The news that Donald Trump is facing a federal investigation over the removal of secret documents from the White House in 2021 came as no surprise.

Keen watches of the Washington soap opera have seen this playbook before, albeit in a different form.

There is no doubt that Donald Trump is a Washington outsider. But as seriously damaged as he may be (thanks to the events of January 6), his support base has only grown whenever he faces scrutiny.

For his supporters, his legal woes mirror their own relationship with the government – a giant, unfair beast that picks and chooses its fights.

Trump is accused of storing sensitive documents—including those concerning matters of national security—in boxes, some even in a shower.

The documents were seized last August when investigators from the FBI executed a search warrant at Mar-a-Lago.

The Department of Justice has historically avoided charging people who are running for public office. Whether they should do that is a debate for another day. But it’s happening now. And it’s making it all too easy for Trump to claim there is a concerted campaign to get him away from the White House.

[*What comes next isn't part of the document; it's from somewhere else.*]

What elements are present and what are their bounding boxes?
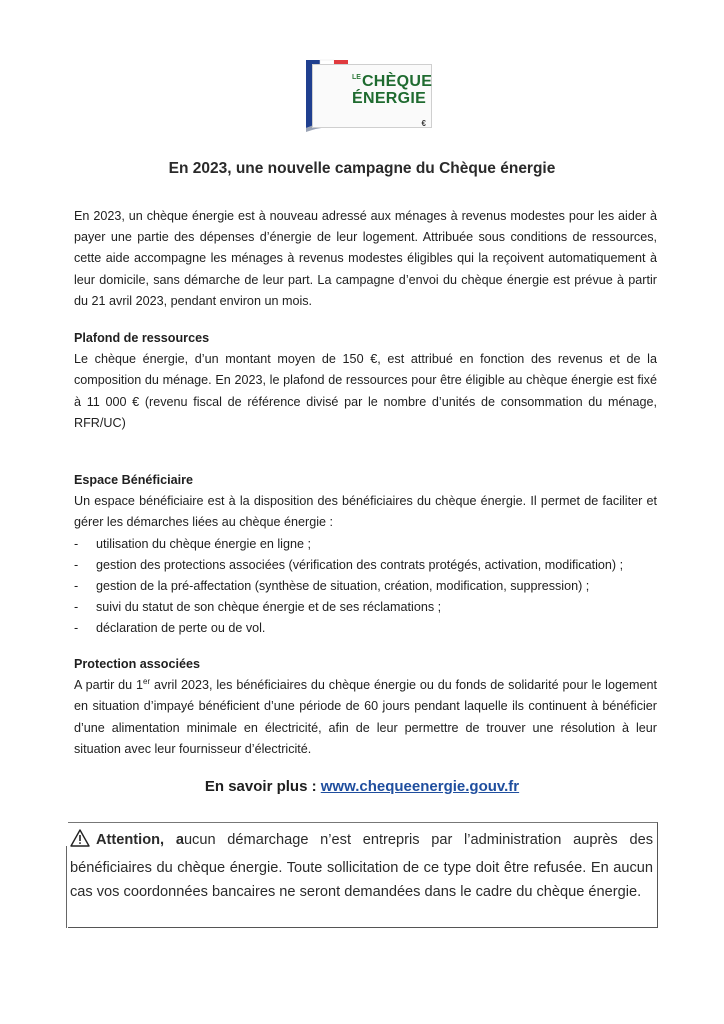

Trump exposed the deep state. IF they exist, they probably don’t want him back in power. Whether they exist doesn’t matter really, because plenty of Trump’s supporters agree with him, and believe the secret state is working against them. Call it QAnon, call it a conspiracy – it doesn’t matter in a democracy.

The DoJ now has to go all in. Failing to secure a conviction would be a serious embarrassment for the department.

This is the second time Trump has been indicted in recent months, yet the opinion polls show he only increases his popularity among MAGA and Republican voters. It leaves the Republican party in a difficult position. Support their leading candidate or support the law?

As other Republicans rallied around the embattled candidate, Trump held on to his loyal base of supporters.

For the Democrats, and for Biden, another reality will soon sink in – if Trump becomes President, and they lose office next year, how will a Trump-run DoJ deal with them?

Broadly, the tit-for-tat one-up-manship of U.S. politics is breaking tradition and potentially breaking the country.